Yol boyunca tek kelime etmeden gideceğimiz yere ulaştık. Arabadan indik. Burası bir mafya inine benzemiyordu. Gayet göz önünde, şatafatlı bir oteldi. Pek çoğuyla yüz göz olsam da örgüt deyince hala aklıma başıboş hangarlar, metruk binalar ve sefillik geliyor. Ama 21. yüzyıldayız hepimiz paraya ve konfora takıntılıyız galiba. Onca kara paradan sonra sadece kaçık olanlar,  rutubetli gerçekten kötücül ruhlu bir yerde yaşar herhalde. Ya da fazla hayalperestler ve romantikler… Otel tamamıyla onlara aitti. Basit, seviyesiz ve ölçüsüz tüm bu insanlar bu müthiş zenginlikle uyuşmuyordu. Şans eseri oraya yolları düşmüş birkaç serseri gibiydiler. Kapıda izbandut herifler, lobide racona uygun karşılama ve hat safhada hödüklük… Havada bariz görünmeyen ince bir duman tabakası vardı. Karmen ile danışmaya doğru ilerledik. Herkes bizi gözleriyle takip etti. Neyse ki az sonra dikkatleri dağıldı ve bön bön bakmaktan vazgeçtiler. İçerisi altın varaklı süslemelerle doluydu. Saray tarzı dev geniş rahat görünmeyen ve gözümü acıtacak kadar parlak koltuklar sağa koyulmuştu. Görgüsüzce seçilmiş dev televizyon bile aralarında minicik kalmıştı. Bekleme alanında maç izleyen birkaç herif vardı. Ellerindeki purolar tabloyu tamamlıyordu. Fakat her biri maçtan kopmuştu. Gol olduğunda sadece spikerin cırtlak sesini duyabiliyordunuz.

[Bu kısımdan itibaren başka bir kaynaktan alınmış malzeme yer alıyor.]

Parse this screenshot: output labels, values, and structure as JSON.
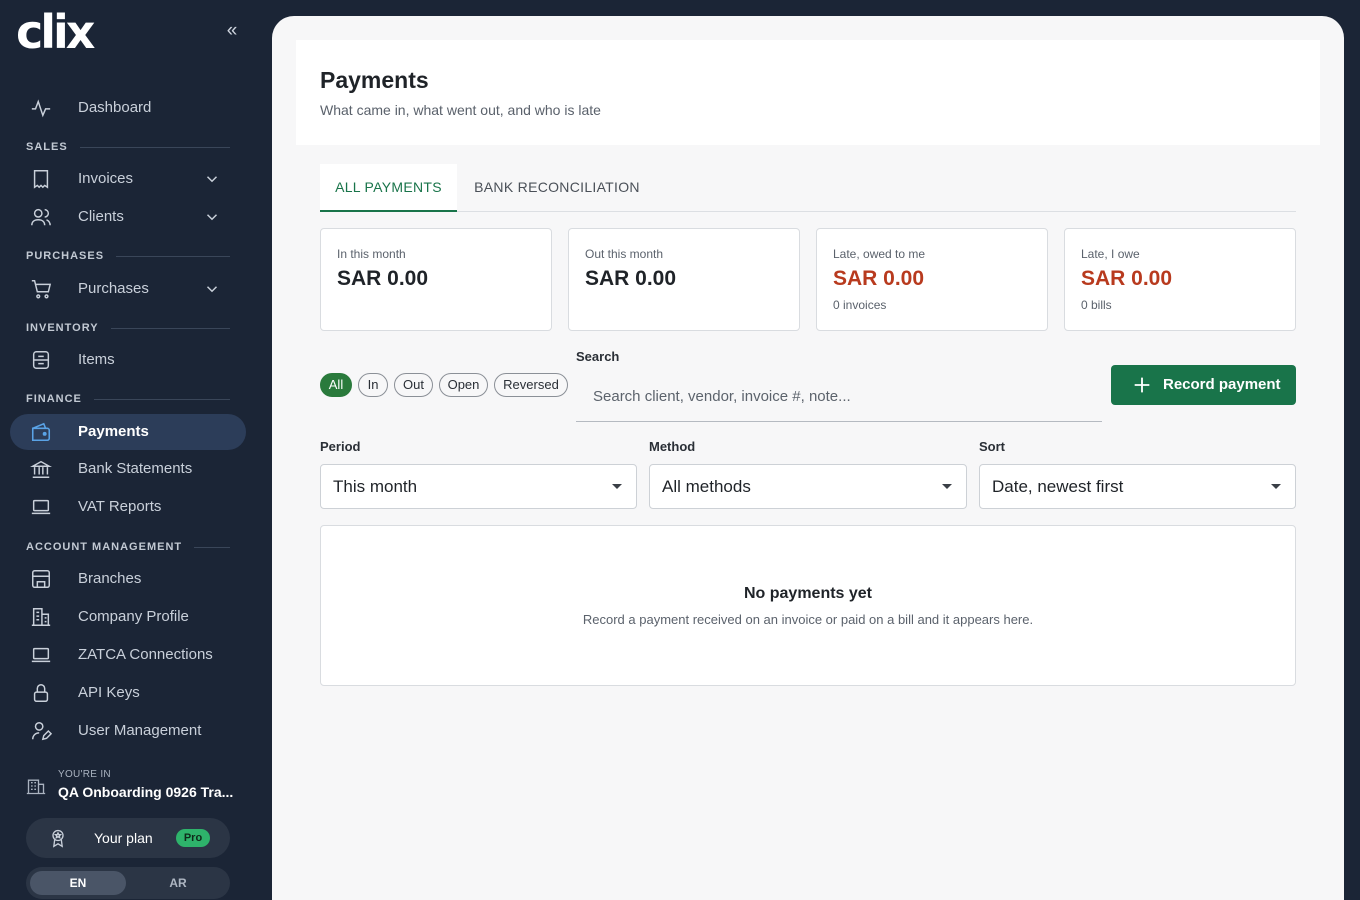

‘Hayrola kime baktınız birader?’ dedi lobideki andaval adam. Karmen benim konuşmama fırsat vermeden usulca cevap verdi. ‘Biz Yakut’la görüşmek istiyoruz. Kızıl Yakut’la…’ dedi. Adam gözlerini devirdi, elini çenesine koydu. ‘Bana bak kaç kişi onunla görüşmek istiyor haberin var mı? Hadi bir tatsızlık çıkmadan uzayın buradan. Üstünüz kirlenmesin sonra.’ dedi. Dişlerimi sıktım. ‘Bana bak lan! Ortağımla düzgün konuşacaksın önce. Sonra paşa paşa şu Allah’ın cezası herife burada olduğumuzu söyleyeceksin. Yoksa bir güzel kirletirim üstünü kendi kanınla.’ dedim.  Alın size stres yönetimi, yine müthişim. Birden serseriler puroları bırakıp bana baktı. Herkes ufak ufak tişörtünü sıyırıyordu. Evet, ölüm fermanımı imzalamış gibi hissettim. Biri ‘ Ne oluyor abi bir durum mu var?’ dedi. Adam hallediyorum kardeşim gibi bir şey söyledi. Ucuz yırtmıştık yine. Göz ucuyla Karmen’e baktım gözleri alev alevdi. Çok kızmıştı bana ama beklenmeyen şekilde sıkılmış gibi esnedi. ‘Eğer birbirinizin üstünü kirletmek istiyorsanız alın size fırsat. Benim böyle bir niyetim yok. Kavga etmek istiyorsanız sizi kendi halinize bırakıp şuraya oturacağım. Ama eğer Karmen geldi dersen bunların hiçbirine gerek kalmaz. Orada bekliyor olacağım.’ dedi. Biz bu şekilde davrandığımız için birbirimizi suçlar gibi bakıştık. İt herifin sebep olduğu şeylere bak. Karmen’in ardından gittim. ‘Affedersin kendime hâkim olamadım. Özür dilerim.’ dedim. ‘Henüz batırmadın ama batırmaya çok yaklaştın Sarp. Buraya geldiğim gibi tek parça çıkmak istiyorum. Anlıyor musun?’ dedi. ‘Peki, senin yolundan halledelim. Bir daha ağzımı açarsam ne olayım?’dedim. Karmen bir şey söylemedi.

Çok geçmeden kocaman bir adam bize buluşacağımız herifin odasına kadar eşlik etmeye başladı. Upuzun bir koridorda yürüyorduk. Koridor loştu. Sanırım lavanta tarzı bir şey kokuyordu. Kırmızı ve kahverengi tonlarında sıkıcı bir koridordu. Önümüzdeki adam o kadar iriydi ki neredeyse koridorun hepsini doldurmuştu. Buradan dedi. İşlemeli ahşap bir kapıyı açtı ve eliyle içeri girmemizi işaret etti. Kapıya hayran kaldım. Siyah ya da siyaha yakın bir rengi vardı. Üzerine iki büyük çınar işlenmişti. Ve çınarların yaprakları küçük kırmızı taşlarla kaplanmıştı: Yakutla. Bu muhteşem kapıdan sonra merakım bir kat daha arttı. Karmen ile beraber içeriye girdik. Ve hiç beklemediğimiz bir manzarayla karşılaştık.